César et Alexandre
Alexandre
Qui est donc ce Romain nouvellement venu ? Il est percé de bien des coups. Ah, j'entend qu'on dit que c'est César. Je te salue, grand Romain : on disait que tu devais aller vaincre les Parthes et conquérir tout l'Orient. D'où vient que nous te voyons ici ?
César
Mes amis m'ont assassiné dans le sénat.
Alexandre
Pourquoi étais-tu devenus leur tyran, toi qui n'étais qu'un simple citoyen de Rome ?
César
C'est bien à toi à parler ainsi. N'as-tu pas fait l'injuste conquête de l'Asie ? N'as-tu pas mis la Grèce dans la servitude ?
Alexandre
Oui. Mais les Grecs étaient des peuples étrangers et ennemis de la Macédoine. Je n'ai point mis comme toi dans les fers ma propre patrie. Au contraire, j'ai donné aux Macédoniens une gloire immortelle avec l'empire de tout l'Orient.
César
Tu as vaincu des hommes efféminés, et tu es devenu aussi efféminé qu'eux. Tu as pris les richesses des Perses ; et les richesses des Perses t'ont vaincu en te corrompant. As-tu porté jusqu'aux Enfers cet orgueil insensé qui te fit croire que tu étais un dieu ?
Alexandre
J'avoue mes fautes et mes erreurs. Mais est-ce à toi à me reprocher ma mollesse ? Ne sait-on pas ta vie infâme en Bithynie, ta corruption à Rome où tu n'obtins les honneurs que par des intrigues honteuses ? Sans tes infamies tu n'aurais jamais été qu'un particulier dans ta république. Il est vrai aussi que tu vivrais encore.
César
Le poison fit contre toi à Babylone ce que le fer a fait contre moi dans Rome.
Alexandre
Mes capitaines n'ont pu m'empoisonner sans crime ; tes concitoyens, en te poignardant, sont les libérateurs de leur patrie. Ainsi nos morts sont bien différentes. Nos jeunesses le sont encore davantage. La mienne fut chaste, noble, ingénue ; la tienne fut sans pudeur et sans probité.
César
Ton ombre n'a rien perdu de l'orgueil et de l'emportement qui ont paru dans ta vie.
Alexandre
J'ai été emporté par mon orgueil, je l'avoue.
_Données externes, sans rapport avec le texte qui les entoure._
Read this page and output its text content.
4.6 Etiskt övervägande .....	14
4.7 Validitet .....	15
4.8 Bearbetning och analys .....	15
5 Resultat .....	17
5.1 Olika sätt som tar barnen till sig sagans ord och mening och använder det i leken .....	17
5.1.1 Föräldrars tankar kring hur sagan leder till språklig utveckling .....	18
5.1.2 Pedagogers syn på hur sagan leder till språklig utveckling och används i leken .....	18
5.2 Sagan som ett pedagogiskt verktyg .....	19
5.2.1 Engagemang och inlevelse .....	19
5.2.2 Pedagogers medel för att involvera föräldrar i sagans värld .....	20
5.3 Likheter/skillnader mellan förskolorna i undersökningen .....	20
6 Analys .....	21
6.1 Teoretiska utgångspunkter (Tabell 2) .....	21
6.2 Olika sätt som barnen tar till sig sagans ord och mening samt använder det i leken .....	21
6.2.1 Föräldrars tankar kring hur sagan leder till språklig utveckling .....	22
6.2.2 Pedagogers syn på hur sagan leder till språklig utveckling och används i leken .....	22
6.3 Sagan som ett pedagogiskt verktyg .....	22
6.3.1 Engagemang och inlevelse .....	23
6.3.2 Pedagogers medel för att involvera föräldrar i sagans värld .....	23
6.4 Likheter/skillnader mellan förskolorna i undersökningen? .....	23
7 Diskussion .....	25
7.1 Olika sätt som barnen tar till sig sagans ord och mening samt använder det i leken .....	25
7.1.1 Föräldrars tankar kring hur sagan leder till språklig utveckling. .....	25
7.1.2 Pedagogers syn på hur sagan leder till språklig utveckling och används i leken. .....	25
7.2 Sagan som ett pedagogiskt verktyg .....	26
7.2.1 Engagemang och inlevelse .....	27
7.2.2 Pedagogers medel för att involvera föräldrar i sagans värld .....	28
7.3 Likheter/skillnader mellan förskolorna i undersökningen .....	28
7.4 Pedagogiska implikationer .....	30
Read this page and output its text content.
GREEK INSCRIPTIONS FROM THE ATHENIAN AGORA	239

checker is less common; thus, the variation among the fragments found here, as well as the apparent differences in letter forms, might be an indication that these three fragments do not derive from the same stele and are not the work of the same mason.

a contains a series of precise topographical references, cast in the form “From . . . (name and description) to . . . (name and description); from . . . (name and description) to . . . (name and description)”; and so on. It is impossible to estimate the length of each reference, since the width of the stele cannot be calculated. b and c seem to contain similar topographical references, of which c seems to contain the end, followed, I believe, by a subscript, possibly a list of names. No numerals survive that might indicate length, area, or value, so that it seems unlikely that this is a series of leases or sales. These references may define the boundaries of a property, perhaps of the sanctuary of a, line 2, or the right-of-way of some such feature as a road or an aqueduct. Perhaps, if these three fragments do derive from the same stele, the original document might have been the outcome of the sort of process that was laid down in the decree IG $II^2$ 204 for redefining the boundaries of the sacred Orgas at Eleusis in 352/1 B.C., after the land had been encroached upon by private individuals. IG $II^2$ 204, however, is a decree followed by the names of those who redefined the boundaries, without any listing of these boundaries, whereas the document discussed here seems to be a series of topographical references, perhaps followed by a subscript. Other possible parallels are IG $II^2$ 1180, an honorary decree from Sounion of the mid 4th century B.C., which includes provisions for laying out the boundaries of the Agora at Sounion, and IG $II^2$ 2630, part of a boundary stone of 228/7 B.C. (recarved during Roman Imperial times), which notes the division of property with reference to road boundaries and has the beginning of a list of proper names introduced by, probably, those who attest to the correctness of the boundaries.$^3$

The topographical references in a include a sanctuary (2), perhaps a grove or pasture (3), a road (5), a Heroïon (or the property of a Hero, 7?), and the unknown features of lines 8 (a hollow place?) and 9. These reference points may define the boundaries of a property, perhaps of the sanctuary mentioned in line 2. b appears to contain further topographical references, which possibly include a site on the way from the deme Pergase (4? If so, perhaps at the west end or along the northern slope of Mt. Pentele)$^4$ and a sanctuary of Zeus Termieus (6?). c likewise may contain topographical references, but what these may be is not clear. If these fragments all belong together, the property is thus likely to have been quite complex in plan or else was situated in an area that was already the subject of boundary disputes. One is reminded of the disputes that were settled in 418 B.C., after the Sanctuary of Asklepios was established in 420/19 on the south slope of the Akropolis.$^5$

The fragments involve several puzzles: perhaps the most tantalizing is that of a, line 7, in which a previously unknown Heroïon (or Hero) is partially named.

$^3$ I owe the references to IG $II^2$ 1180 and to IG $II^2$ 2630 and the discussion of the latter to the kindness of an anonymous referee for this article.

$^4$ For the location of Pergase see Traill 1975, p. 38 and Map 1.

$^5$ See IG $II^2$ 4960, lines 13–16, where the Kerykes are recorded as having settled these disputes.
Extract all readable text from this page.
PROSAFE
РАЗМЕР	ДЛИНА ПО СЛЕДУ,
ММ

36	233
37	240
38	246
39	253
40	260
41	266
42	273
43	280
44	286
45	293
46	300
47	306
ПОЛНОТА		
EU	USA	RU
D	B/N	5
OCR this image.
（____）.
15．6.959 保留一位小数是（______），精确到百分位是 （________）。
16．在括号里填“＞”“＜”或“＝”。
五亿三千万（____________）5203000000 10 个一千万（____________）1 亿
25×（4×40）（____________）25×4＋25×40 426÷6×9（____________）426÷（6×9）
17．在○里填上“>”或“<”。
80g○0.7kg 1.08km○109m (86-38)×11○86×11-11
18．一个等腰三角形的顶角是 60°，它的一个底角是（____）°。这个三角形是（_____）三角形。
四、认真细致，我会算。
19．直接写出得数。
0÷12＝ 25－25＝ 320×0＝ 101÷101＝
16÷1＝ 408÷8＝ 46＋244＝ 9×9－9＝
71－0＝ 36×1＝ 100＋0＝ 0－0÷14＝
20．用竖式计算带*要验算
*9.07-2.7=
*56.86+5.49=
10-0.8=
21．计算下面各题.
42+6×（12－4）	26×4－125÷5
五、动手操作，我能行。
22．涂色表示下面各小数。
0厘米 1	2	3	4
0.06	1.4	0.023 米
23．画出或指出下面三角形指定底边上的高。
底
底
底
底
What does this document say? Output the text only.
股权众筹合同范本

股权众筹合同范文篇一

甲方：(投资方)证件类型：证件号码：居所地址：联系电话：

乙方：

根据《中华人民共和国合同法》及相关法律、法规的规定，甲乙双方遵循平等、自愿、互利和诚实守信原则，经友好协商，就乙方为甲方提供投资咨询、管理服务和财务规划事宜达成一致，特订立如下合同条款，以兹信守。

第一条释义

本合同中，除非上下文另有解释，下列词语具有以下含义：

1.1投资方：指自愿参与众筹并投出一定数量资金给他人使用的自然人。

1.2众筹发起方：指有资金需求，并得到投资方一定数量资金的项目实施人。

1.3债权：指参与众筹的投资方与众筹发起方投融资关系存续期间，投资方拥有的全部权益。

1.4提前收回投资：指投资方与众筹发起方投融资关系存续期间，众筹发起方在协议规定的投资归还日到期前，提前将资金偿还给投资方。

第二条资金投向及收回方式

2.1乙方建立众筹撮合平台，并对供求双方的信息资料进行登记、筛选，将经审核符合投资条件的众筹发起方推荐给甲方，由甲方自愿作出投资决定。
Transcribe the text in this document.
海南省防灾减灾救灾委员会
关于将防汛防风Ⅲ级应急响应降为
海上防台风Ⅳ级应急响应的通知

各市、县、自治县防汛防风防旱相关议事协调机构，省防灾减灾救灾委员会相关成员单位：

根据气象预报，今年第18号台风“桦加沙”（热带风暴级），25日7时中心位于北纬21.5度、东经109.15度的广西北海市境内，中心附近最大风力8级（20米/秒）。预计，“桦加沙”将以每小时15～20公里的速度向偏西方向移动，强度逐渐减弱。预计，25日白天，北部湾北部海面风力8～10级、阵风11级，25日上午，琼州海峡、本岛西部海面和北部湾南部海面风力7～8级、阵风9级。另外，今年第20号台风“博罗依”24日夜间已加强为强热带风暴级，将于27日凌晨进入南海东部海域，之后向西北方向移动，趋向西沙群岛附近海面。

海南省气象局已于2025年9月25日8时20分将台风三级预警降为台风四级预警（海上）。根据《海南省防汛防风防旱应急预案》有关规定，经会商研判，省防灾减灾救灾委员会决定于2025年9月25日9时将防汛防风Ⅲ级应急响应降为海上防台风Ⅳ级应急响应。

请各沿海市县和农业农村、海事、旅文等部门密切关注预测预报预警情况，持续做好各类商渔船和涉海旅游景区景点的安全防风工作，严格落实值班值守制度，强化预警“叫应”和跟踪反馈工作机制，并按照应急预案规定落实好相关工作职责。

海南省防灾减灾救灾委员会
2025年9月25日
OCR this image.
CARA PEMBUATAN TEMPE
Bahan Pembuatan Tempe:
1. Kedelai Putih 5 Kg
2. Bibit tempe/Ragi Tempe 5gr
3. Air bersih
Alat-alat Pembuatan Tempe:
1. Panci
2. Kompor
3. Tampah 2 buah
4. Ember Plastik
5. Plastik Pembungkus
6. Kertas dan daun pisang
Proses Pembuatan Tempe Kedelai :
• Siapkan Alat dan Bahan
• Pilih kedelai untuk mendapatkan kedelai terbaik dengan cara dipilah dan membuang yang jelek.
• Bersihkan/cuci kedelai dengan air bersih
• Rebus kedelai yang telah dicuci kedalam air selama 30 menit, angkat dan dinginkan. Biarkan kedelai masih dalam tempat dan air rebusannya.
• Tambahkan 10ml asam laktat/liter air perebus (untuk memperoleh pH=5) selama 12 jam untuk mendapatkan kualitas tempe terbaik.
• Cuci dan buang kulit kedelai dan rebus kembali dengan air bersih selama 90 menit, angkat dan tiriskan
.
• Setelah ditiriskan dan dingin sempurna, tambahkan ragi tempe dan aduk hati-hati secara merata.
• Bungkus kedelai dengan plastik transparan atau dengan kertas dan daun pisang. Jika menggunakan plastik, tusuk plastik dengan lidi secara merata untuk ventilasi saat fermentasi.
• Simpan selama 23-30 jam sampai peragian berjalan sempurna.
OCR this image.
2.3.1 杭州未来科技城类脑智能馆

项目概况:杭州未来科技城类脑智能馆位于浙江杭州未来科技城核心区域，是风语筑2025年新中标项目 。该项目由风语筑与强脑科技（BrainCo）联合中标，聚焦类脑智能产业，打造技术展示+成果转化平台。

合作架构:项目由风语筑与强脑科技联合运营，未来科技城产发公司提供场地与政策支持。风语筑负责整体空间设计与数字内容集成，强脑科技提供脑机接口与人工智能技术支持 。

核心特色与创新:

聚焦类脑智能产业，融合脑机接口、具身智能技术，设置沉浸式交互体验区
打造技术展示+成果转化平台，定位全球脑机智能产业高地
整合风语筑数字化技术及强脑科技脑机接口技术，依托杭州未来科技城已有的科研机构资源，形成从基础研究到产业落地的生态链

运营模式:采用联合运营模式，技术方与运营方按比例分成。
Ta conduite a été plus mesurée que la mienne. Mais tu n'as point imité ma candeur et ma franchise. Il fallait être honnête homme avant que d'aspirer à la gloire de grand homme. J'ai été souvent faible et vain ; mais au moins j'étais meilleur pour ma patrie et moins injuste que toi.
César
Tu fais grand cas de la justice sans l'avoir suivie. Pour mois, je crois que le plus habile homme doit se rendre le maître, et puis gouverner sagement.
Alexandre
Je ne l'ai que trop cru comme toi. Eaque, Rhadamanthe et Minos m'en ont sévèrement repris, et ont condamné mes conquêtes. Je n'ai pourtant jamais cru, dans mes égarements, qu'il fallût mépriser la justice. Tu te trouves mal de l'avoir violée.
César
Les Romains ont beaucoup perdu en me tuant ; j'avais fait des projets pour les rendre heureux.
Alexandre
Le meilleur projet eût été d'imiter Sylla qui, ayant été tyran comme toi, leur rendit la liberté. Tu aurais fini ta vie en paix comme lui. Mais tu ne peux me croire, et je t'attends devant les trois juges qui te vont juger.